Four Magnum photographers discuss their practice ahead of a major exhibition at the International Center of Photography in New York.

A segment of Olivia Arthur's installation © Britt Shacham Bernstein © Scott Rudd Events

In Dialogue is the first in an irregular series of roundtable recordings bringing Magnum photographers together with writers, curators, editors and other folk to discuss a particular subject or theme in depth in a conversational format.

The first in the series was staged ahead of a new exhibition at the International Center of Photography in New York City, which runs from September 30 to January 9, titled Close Enough: New Perspectives from 12 Women Photographers of Magnum.

Curated by Charlotte Cotton, the show runs alongside the agency’s 75th current anniversary celebrations, and features contemporary series by photographers as seemingly disparate as Alessandra Sanguinetti’s long-term collaboration with two cousins as they evolve from childhood in rural Argentina into adulthood, and Bieke Depoorter’s multiyear, multiform project, Agata, about a young club performer in Paris.

Olivia Arthur, Myriam Boulos, Sabiha Çimen, Cristina de Middel, Carolyn Drake, Nanna Heitmann, Susan Meiselas, Hannah Price, Lúa Ribeira, and Newsha Tavakolian will also show a single recent project — together exhibiting more than 150 works.

The Close Enough Collectors Box comes in a cloth-bound box of 31 x 22cm and includes 11 prints in addition to a card signed by the 11 featured photographers.
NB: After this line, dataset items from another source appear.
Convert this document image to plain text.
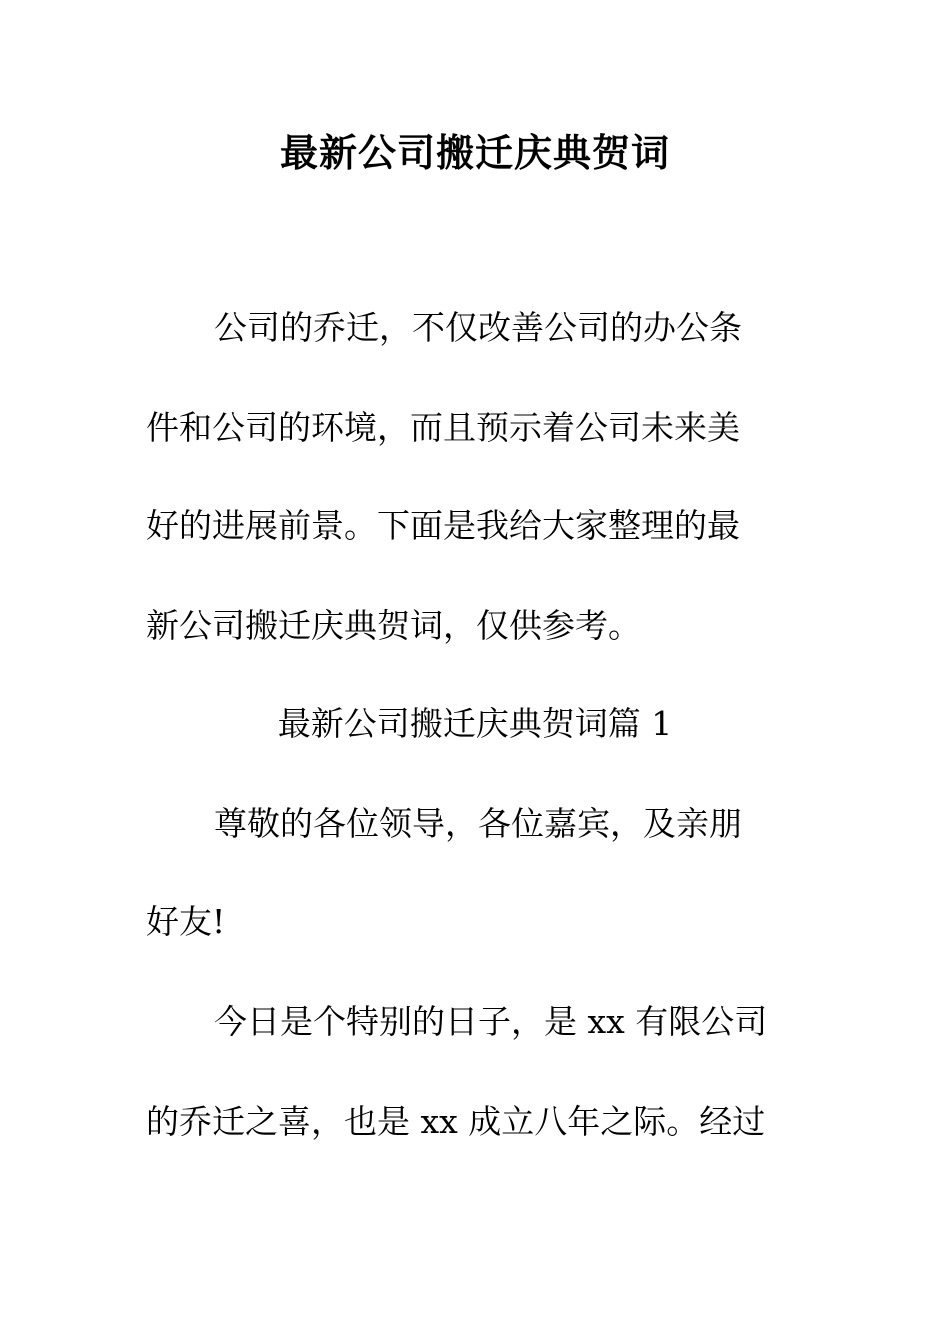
最新公司搬迁庆典贺词
公司的乔迁，不仅改善公司的办公条
件和公司的环境，而且预示着公司未来美
好的进展前景。下面是我给大家整理的最
新公司搬迁庆典贺词，仅供参考。
最新公司搬迁庆典贺词篇 1
尊敬的各位领导，各位嘉宾，及亲朋
好友!
今日是个特别的日子，是 xx 有限公司
的乔迁之喜，也是 xx 成立八年之际。经过
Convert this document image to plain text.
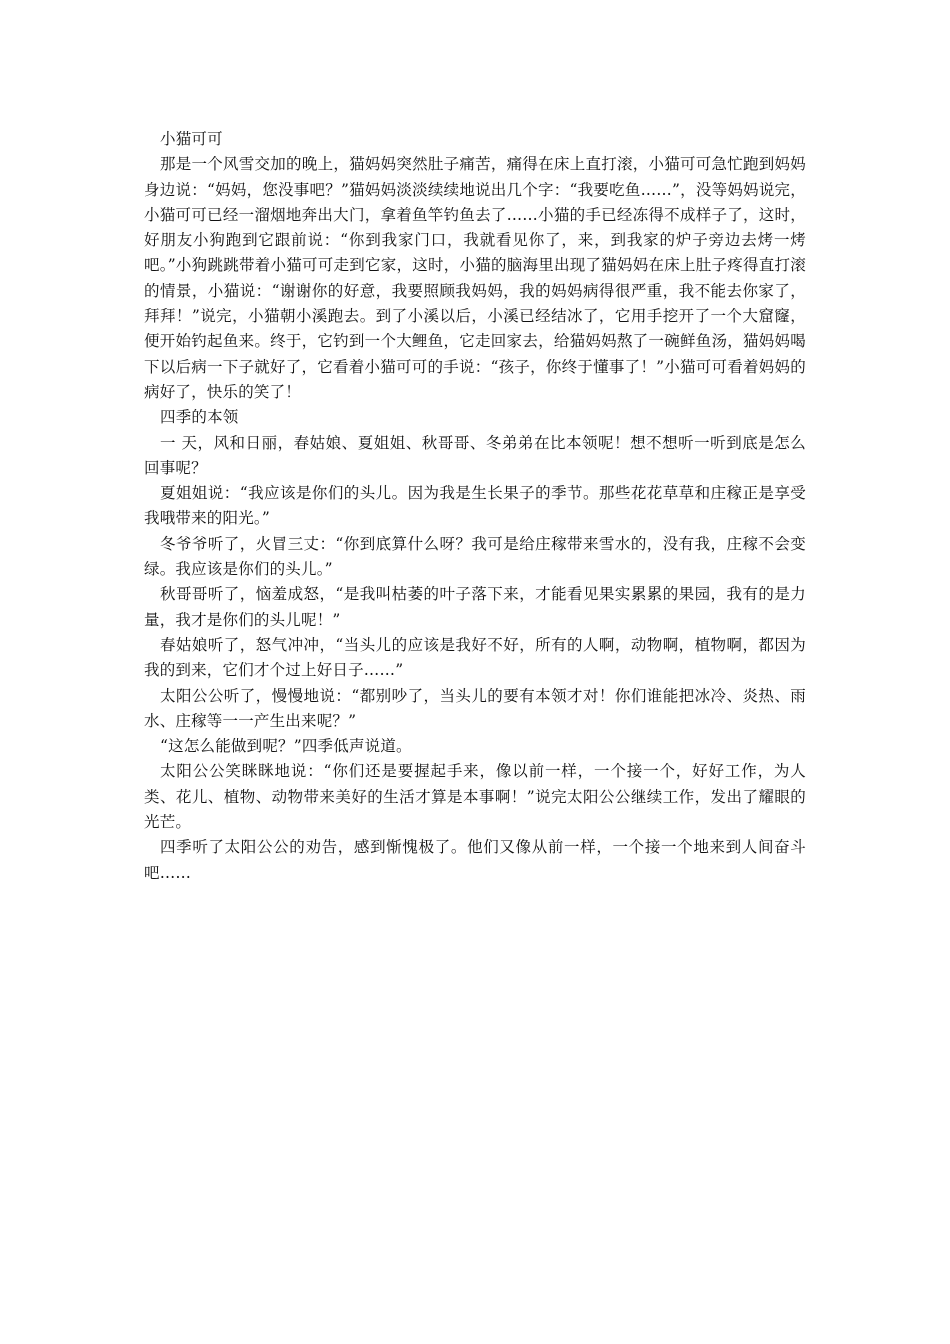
小猫可可

那是一个风雪交加的晚上，猫妈妈突然肚子痛苦，痛得在床上直打滚，小猫可可急忙跑到妈妈身边说：“妈妈，您没事吧？”猫妈妈淡淡续续地说出几个字：“我要吃鱼……”，没等妈妈说完，小猫可可已经一溜烟地奔出大门，拿着鱼竿钓鱼去了……小猫的手已经冻得不成样子了，这时，好朋友小狗跑到它跟前说：“你到我家门口，我就看见你了，来，到我家的炉子旁边去烤一烤吧。”小狗跳跳带着小猫可可走到它家，这时，小猫的脑海里出现了猫妈妈在床上肚子疼得直打滚的情景，小猫说：“谢谢你的好意，我要照顾我妈妈，我的妈妈病得很严重，我不能去你家了，拜拜！”说完，小猫朝小溪跑去。到了小溪以后，小溪已经结冰了，它用手挖开了一个大窟窿，便开始钓起鱼来。终于，它钓到一个大鲤鱼，它走回家去，给猫妈妈熬了一碗鲜鱼汤，猫妈妈喝下以后病一下子就好了，它看着小猫可可的手说：“孩子，你终于懂事了！”小猫可可看着妈妈的病好了，快乐的笑了！

四季的本领

一 天，风和日丽，春姑娘、夏姐姐、秋哥哥、冬弟弟在比本领呢！想不想听一听到底是怎么回事呢？

夏姐姐说：“我应该是你们的头儿。因为我是生长果子的季节。那些花花草草和庄稼正是享受我哦带来的阳光。”

冬爷爷听了，火冒三丈：“你到底算什么呀？我可是给庄稼带来雪水的，没有我，庄稼不会变绿。我应该是你们的头儿。”

秋哥哥听了，恼羞成怒，“是我叫枯萎的叶子落下来，才能看见果实累累的果园，我有的是力量，我才是你们的头儿呢！”

春姑娘听了，怒气冲冲，“当头儿的应该是我好不好，所有的人啊，动物啊，植物啊，都因为我的到来，它们才个过上好日子……”

太阳公公听了，慢慢地说：“都别吵了，当头儿的要有本领才对！你们谁能把冰冷、炎热、雨水、庄稼等一一产生出来呢？”

“这怎么能做到呢？”四季低声说道。

太阳公公笑眯眯地说：“你们还是要握起手来，像以前一样，一个接一个，好好工作，为人类、花儿、植物、动物带来美好的生活才算是本事啊！”说完太阳公公继续工作，发出了耀眼的光芒。

四季听了太阳公公的劝告，感到惭愧极了。他们又像从前一样，一个接一个地来到人间奋斗吧……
Sold as a limited edition of 25, this Collectors Box is both an exclusive item from the major exhibition at the ICP and a unique celebration of the work of Magnum’s women photographers in the 21st century. 

The title, Close Enough, refers to the common ground shared by the 12 photographers in the show, beyond what the subtitle makes explicit — that they are all of the same gender.

Because, although they each have their individual approaches, and their work may look very different from each other, there are similar concerns about how they work with their subjects, their relativity to the people they photograph, and the imperative to find ways to collaborate with them.

The title is also a playfully provocative nod to one of the agency’s founding fathers, Robert Capa, and his famous – seemingly macho – maxim, “If your pictures aren’t good enough, you aren’t close enough.”

That advice came from a photographer famed for his front line war reporting, who eventually paid the ultimate price for his work, but Magnum photographers have long since taken a more expansive interpretation of the phrase,

“This famous quote of Capa’s is about getting as close to what is going on as possible so that the viewer will really feel that they are there in the mix of it,” said Olivia Arthur in an interview in 2017. “Of course, if that is what you are going for, it’s absolutely good advice, and it’s something that photographers often have to teach themselves. Entering into people’s personal space or the center of something that is going on can feel intrusive, but it is the way to be part of what is going on rather than just a spectator.”

The Adventures of Guille and Belinda and The Enigmatic Meaning of Their Dreams The Necklace. Buenos Aires, Argentina. 1999 © Alessandra Sanguinetti/Magnum Photos. © | Magnum Photos

Incidentally, it was Arthur who came up with the title of the ICP exhibition, which will be shown alongside Death in the Making, a show devoted to the story of Robert Capa’s 1938 photobook about the Spanish Civil War.

She also features alongside Bieke Depoorter, Susan Meiselas and Lúa Ribeira in this first roundtable conversation, moderated by Diane Smyth, a freelance writer, lecturer, and editor at Photoworks, produced in partnership with British Journal of Photography.

The discussion revolves around the photographers’ practice, and these shared concerns about collaboration, touching on the series in the ICP show, but also the works, ideas and experiences that inform their thinking.

The conversation begins with a question to Meiselas about whether it was common practice to work collaboratively with subjects when she began making what came to be known as Carnival Strippers.

“In 1972, people were more wanting to be Robert Frank, or a street photographer. There was a very different modality of practice,” says Meiselas. “My instinct was that their voices needed to be part of the representation of the work. It was a very intuitive, organic process, both capturing the sound and transcribing it, then having it become a parallel narrative in the book, and as live sound in the exhibition — all of that was part of the original concept.”

“Why did you think it important to include their voices?” asks Smyth.

“You can look at, but it’s very different to listen to,” Meiselas responds. “Maybe I was young enough to feel the awkwardness of, ‘What am I doing when I’m looking at you?’ or ‘What do I know about you?’ And because they were extraordinarily articulate, I began listening to. And the listening to became a very important component of my understanding of them, of feeling their presence, counterbalanced to how I saw them.”